Background and Purpose: Deletion of Endoglin (Eng), an arteriovenous malformation (AVM) causative gene causes AVM in the brain angiogenic region. Reduction of pericytes is correlate with brain AVM hemorrhage. The platelet-derived growth factor B and its receptor β (PDGF-B/PDGFRβ) play important roles in regulating pericyte recruitment during angiogenesis. We hypothesize that mutation of PDGFRβ causes cerebrovascular malformation and enhances bAVM severity in Eng mutant mice. Methods: Three mouse models were used: (1) Pdgfrβ F7 (F7) mice that have mutations disrupting Pdgfrβ signaling, (2) Pdgfb -icreER; Eng f /f mice that have Pdgfb promoter driving, tamoxifen (TM) inducible cre expression in ECs and an floxed Eng gene; and (3) Pdgfb -icreER; Eng f /f ;F7 +/- mice. Brain angiogenesis was induced by intra-brain injection of an adeno-associated viral vector expressing vascular endothelial growth factor (AAV-VEGF). Brain AVMs were induced in Pdgfb -icreER; Eng f /f and Pdgfb -icreER; Eng f /f ;F7 mice by TM induced EC Eng deletion and intra-brain AAV-VEGF injection. Brain AVM phenotypes were analyzed 8-weeks after model induction by latex vascular cast to detect arteriovenous shunts and macroscopic level of AVMs, immunostaining and Prussian blue staining to quantify dysplasia vessels and hemorrhage.

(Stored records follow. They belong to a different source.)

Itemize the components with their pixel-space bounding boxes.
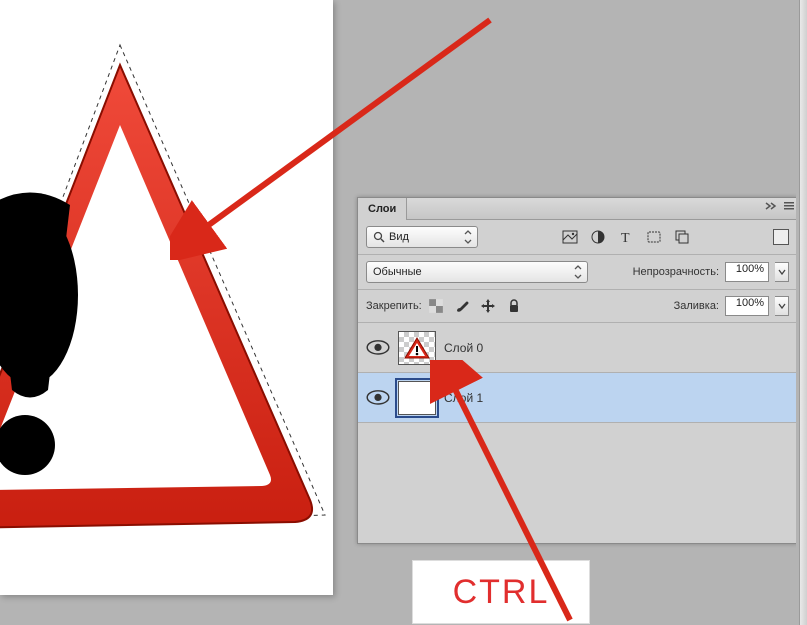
blend-row: Обычные Непрозрачность: 100% xyxy=(358,255,797,290)
smartobject-filter-icon[interactable] xyxy=(674,229,690,245)
fill-value: 100% xyxy=(736,297,764,309)
layer-name[interactable]: Слой 0 xyxy=(444,341,483,355)
layer-thumbnail[interactable] xyxy=(398,331,436,365)
layers-footer xyxy=(358,423,797,543)
opacity-input[interactable]: 100% xyxy=(725,262,769,282)
annotation-ctrl-text: CTRL xyxy=(453,573,550,612)
vertical-scrollbar[interactable] xyxy=(799,0,807,625)
shape-filter-icon[interactable] xyxy=(646,229,662,245)
tab-layers[interactable]: Слои xyxy=(358,198,407,220)
opacity-slider-toggle[interactable] xyxy=(775,262,789,282)
lock-row: Закрепить: Заливка: 100% xyxy=(358,290,797,323)
filter-row: Вид T xyxy=(358,220,797,255)
adjust-filter-icon[interactable] xyxy=(590,229,606,245)
lock-label: Закрепить: xyxy=(366,300,422,312)
document-canvas[interactable] xyxy=(0,0,333,595)
panel-menu-icon[interactable] xyxy=(783,200,795,212)
layer-row[interactable]: Слой 0 xyxy=(358,323,797,373)
blend-mode-select[interactable]: Обычные xyxy=(366,261,588,283)
filter-kind-label: Вид xyxy=(389,231,409,243)
fill-slider-toggle[interactable] xyxy=(775,296,789,316)
opacity-label: Непрозрачность: xyxy=(633,266,719,278)
annotation-ctrl-key: CTRL xyxy=(412,560,590,624)
filter-toggle[interactable] xyxy=(773,229,789,245)
svg-text:T: T xyxy=(621,231,630,245)
image-filter-icon[interactable] xyxy=(562,229,578,245)
lock-pixels-icon[interactable] xyxy=(428,298,444,314)
brush-icon[interactable] xyxy=(454,298,470,314)
blend-mode-label: Обычные xyxy=(373,266,422,278)
opacity-value: 100% xyxy=(736,263,764,275)
layer-name[interactable]: Слой 1 xyxy=(444,391,483,405)
layer-row[interactable]: Слой 1 xyxy=(358,373,797,423)
tab-label: Слои xyxy=(368,203,396,215)
collapse-icon[interactable] xyxy=(765,200,777,212)
fill-label: Заливка: xyxy=(674,300,719,312)
eye-icon[interactable] xyxy=(366,386,390,410)
layers-list: Слой 0 Слой 1 xyxy=(358,323,797,423)
search-icon xyxy=(373,231,385,243)
panel-tabbar: Слои xyxy=(358,198,797,220)
fill-input[interactable]: 100% xyxy=(725,296,769,316)
eye-icon[interactable] xyxy=(366,336,390,360)
layers-panel: Слои Вид T xyxy=(357,197,798,544)
warning-sign-graphic xyxy=(0,40,330,560)
type-filter-icon[interactable]: T xyxy=(618,229,634,245)
layer-thumbnail[interactable] xyxy=(398,381,436,415)
filter-kind-select[interactable]: Вид xyxy=(366,226,478,248)
lock-icon[interactable] xyxy=(506,298,522,314)
move-icon[interactable] xyxy=(480,298,496,314)
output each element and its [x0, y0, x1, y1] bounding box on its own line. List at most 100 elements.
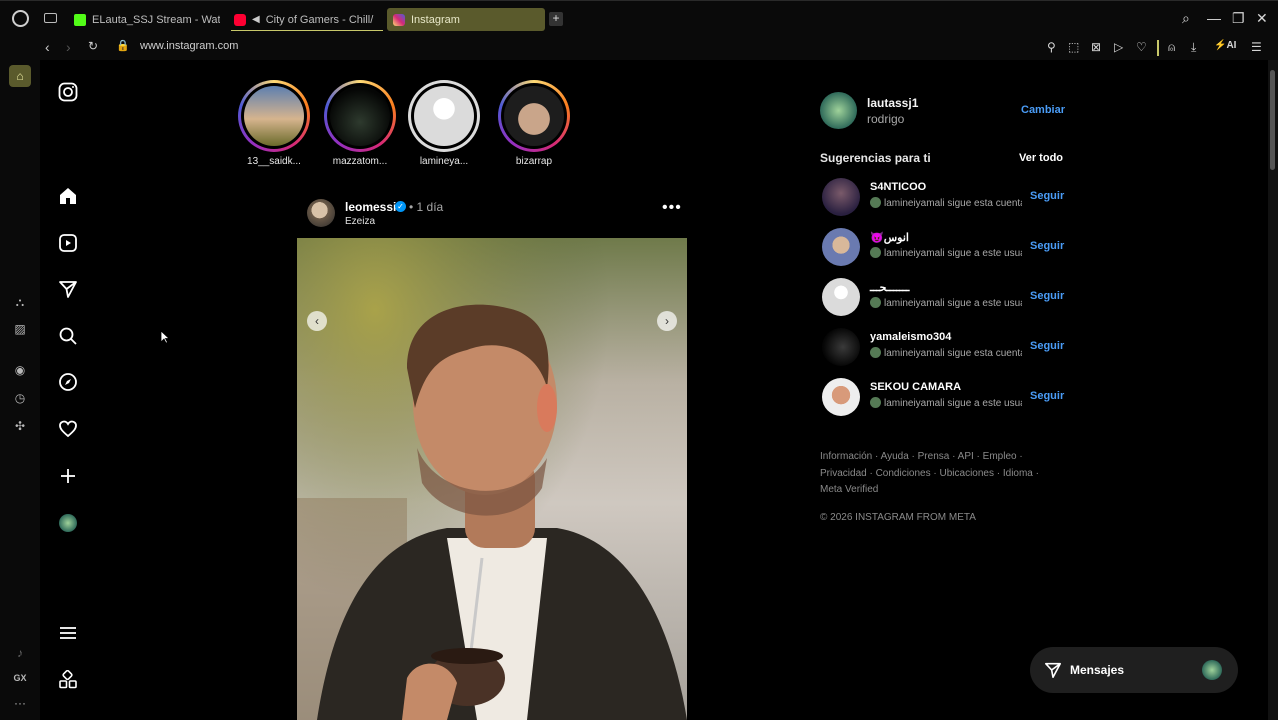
see-all-link[interactable]: Ver todo	[1019, 152, 1063, 164]
adblock-icon[interactable]: ⊠	[1091, 40, 1101, 54]
close-button[interactable]: ✕	[1256, 11, 1268, 25]
post-location[interactable]: Ezeiza	[345, 216, 375, 227]
carousel-prev-button[interactable]: ‹	[307, 311, 327, 331]
story-item[interactable]: mazzatom...	[320, 80, 400, 167]
search-tabs-icon[interactable]: ⌕	[1182, 11, 1190, 25]
play-icon[interactable]: ▷	[1114, 40, 1123, 54]
gx-control-icon[interactable]: ⛬	[12, 295, 28, 311]
opera-gx-logo-icon[interactable]	[12, 10, 29, 27]
current-account: lautassj1 rodrigo Cambiar	[820, 92, 1065, 132]
post-image[interactable]	[297, 238, 687, 720]
suggestion-username[interactable]: S4NTICOO	[870, 181, 926, 193]
suggestion-avatar[interactable]	[822, 228, 860, 266]
suggestion-item: S4NTICOO lamineiyamali sigue esta cuenta…	[822, 178, 1064, 218]
suggestion-item: ـــــــحـــ lamineiyamali sigue a este u…	[822, 278, 1064, 318]
gx-corner-icon[interactable]: ▨	[12, 322, 28, 338]
suggestion-item: SEKOU CAMARA lamineiyamali sigue a este …	[822, 378, 1064, 418]
search-icon[interactable]	[57, 325, 79, 347]
switch-account-link[interactable]: Cambiar	[1021, 104, 1065, 116]
suggestion-avatar[interactable]	[822, 378, 860, 416]
suggestion-subtitle: lamineiyamali sigue esta cuenta	[870, 197, 1022, 209]
follow-button[interactable]: Seguir	[1030, 240, 1064, 252]
suggestion-subtitle: lamineiyamali sigue a este usuario	[870, 397, 1022, 409]
lock-icon: 🔒	[116, 40, 130, 52]
suggestions-title: Sugerencias para ti	[820, 151, 931, 165]
story-username: lamineya...	[419, 156, 469, 167]
minimize-button[interactable]: —	[1207, 11, 1221, 25]
restore-button[interactable]: ❐	[1232, 11, 1245, 25]
messages-icon[interactable]	[57, 278, 79, 300]
tab-youtube[interactable]: ◀ City of Gamers - Chill/	[228, 8, 378, 31]
follow-button[interactable]: Seguir	[1030, 340, 1064, 352]
messages-button[interactable]: Mensajes	[1030, 647, 1238, 693]
suggestion-username[interactable]: ـــــــحـــ	[870, 281, 909, 294]
player-icon[interactable]: ◉	[12, 363, 28, 379]
follow-button[interactable]: Seguir	[1030, 290, 1064, 302]
tab-kick-stream[interactable]: ELauta_SSJ Stream - Watc	[68, 8, 220, 31]
suggestion-username[interactable]: yamaleismo304	[870, 331, 951, 343]
tab-label: City of Gamers - Chill/	[265, 13, 374, 26]
gamepad-icon[interactable]	[44, 13, 57, 23]
also-from-meta-icon[interactable]	[57, 669, 79, 691]
create-plus-icon[interactable]	[57, 465, 79, 487]
suggestion-avatar[interactable]	[822, 328, 860, 366]
account-avatar[interactable]	[820, 92, 857, 129]
browser-sidebar: ⌂ ⛬ ▨ ◉ ◷ ✣ ♪ GX ···	[0, 60, 40, 720]
new-tab-button[interactable]: +	[549, 12, 563, 26]
verified-badge-icon: ✓	[395, 201, 406, 212]
page-scrollbar[interactable]	[1268, 60, 1278, 720]
messages-label: Mensajes	[1070, 663, 1125, 677]
suggestion-avatar[interactable]	[822, 278, 860, 316]
tiktok-icon[interactable]: ♪	[12, 646, 28, 662]
heart-icon[interactable]: ♡	[1136, 40, 1147, 54]
account-name: rodrigo	[867, 112, 905, 126]
more-menu-icon[interactable]	[57, 622, 79, 644]
footer-copyright: © 2026 INSTAGRAM FROM META	[820, 512, 976, 523]
url-field[interactable]: www.instagram.com	[140, 40, 238, 52]
account-username[interactable]: lautassj1	[867, 96, 918, 110]
home-icon[interactable]	[57, 185, 79, 207]
suggestion-username[interactable]: SEKOU CAMARA	[870, 381, 961, 393]
mouse-cursor-icon	[160, 330, 170, 344]
home-icon[interactable]: ⌂	[9, 65, 31, 87]
suggestion-avatar[interactable]	[822, 178, 860, 216]
browser-window: ELauta_SSJ Stream - Watc ◀ City of Gamer…	[0, 0, 1278, 720]
download-icon[interactable]: ⤓	[1191, 40, 1196, 55]
profile-avatar[interactable]	[57, 512, 79, 534]
reload-button[interactable]: ↻	[88, 39, 98, 53]
profile-icon[interactable]: ⍝	[1168, 40, 1175, 55]
follow-button[interactable]: Seguir	[1030, 390, 1064, 402]
story-item[interactable]: 13__saidk...	[234, 80, 314, 167]
footer-links[interactable]: Información · Ayuda · Prensa · API · Emp…	[820, 449, 1050, 499]
pin-icon[interactable]: ⚲	[1047, 40, 1056, 54]
story-item[interactable]: lamineya...	[404, 80, 484, 167]
reels-icon[interactable]	[57, 232, 79, 254]
follow-button[interactable]: Seguir	[1030, 190, 1064, 202]
extensions-icon[interactable]: ✣	[12, 419, 28, 435]
snapshot-icon[interactable]: ⬚	[1068, 40, 1079, 54]
instagram-page: 13__saidk... mazzatom... lamineya... biz…	[40, 60, 1268, 720]
instagram-logo-icon[interactable]	[57, 81, 79, 103]
back-button[interactable]: ‹	[45, 39, 50, 55]
instagram-icon	[393, 13, 405, 26]
speaker-icon: ◀	[252, 14, 260, 25]
easy-setup-icon[interactable]: ☰	[1251, 40, 1262, 54]
explore-icon[interactable]	[57, 371, 79, 393]
story-username: 13__saidk...	[247, 156, 301, 167]
tab-label: Instagram	[411, 13, 460, 26]
story-username: bizarrap	[515, 156, 553, 167]
send-icon	[1044, 662, 1062, 679]
forward-button[interactable]: ›	[66, 39, 71, 55]
sidebar-more-icon[interactable]: ···	[12, 696, 28, 712]
story-item[interactable]: bizarrap	[494, 80, 574, 167]
aria-ai-icon[interactable]: ⚡AI	[1214, 40, 1236, 51]
kick-icon	[74, 13, 86, 26]
post-author-username[interactable]: leomessi	[345, 200, 396, 214]
suggestion-username[interactable]: 😈انوس	[870, 231, 909, 244]
post-author-avatar[interactable]	[307, 199, 335, 227]
carousel-next-button[interactable]: ›	[657, 311, 677, 331]
tab-instagram[interactable]: Instagram	[387, 8, 545, 31]
notifications-heart-icon[interactable]	[57, 418, 79, 440]
post-options-button[interactable]: •••	[662, 199, 682, 217]
history-icon[interactable]: ◷	[12, 391, 28, 407]
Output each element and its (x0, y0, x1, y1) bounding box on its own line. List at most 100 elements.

Results: Compared to WT mice, F7 +/- and F7 +/+ mice have more dysplastic vessels and fewer vascular pericyte before and after AAV-VEGF injection. F7 +/- and F7 +/+ mice showed hemorrhage on the AAV-VEGF injection sites and AVM like vessels (a few arteriovenous shunts) in 16% F7 +/- and 66% of F7 +/+ mice. Pdgfb -icreER; Eng f /f mice showed dysplastic vessels and hemorrhage at AAV-VEGF injection sites. Compared to Pdgfb -icreER; Eng f /f mice, Pdgfb -icreER; Eng f /f ;F7 +/- had a higher penetrance of bAVM (71% vs 50%) and more dysplastic vessels. Conclusion: F7 mutation cause AVM like structure in mouse brain and exacerbates bAVM phenotype in Eng mutant mice.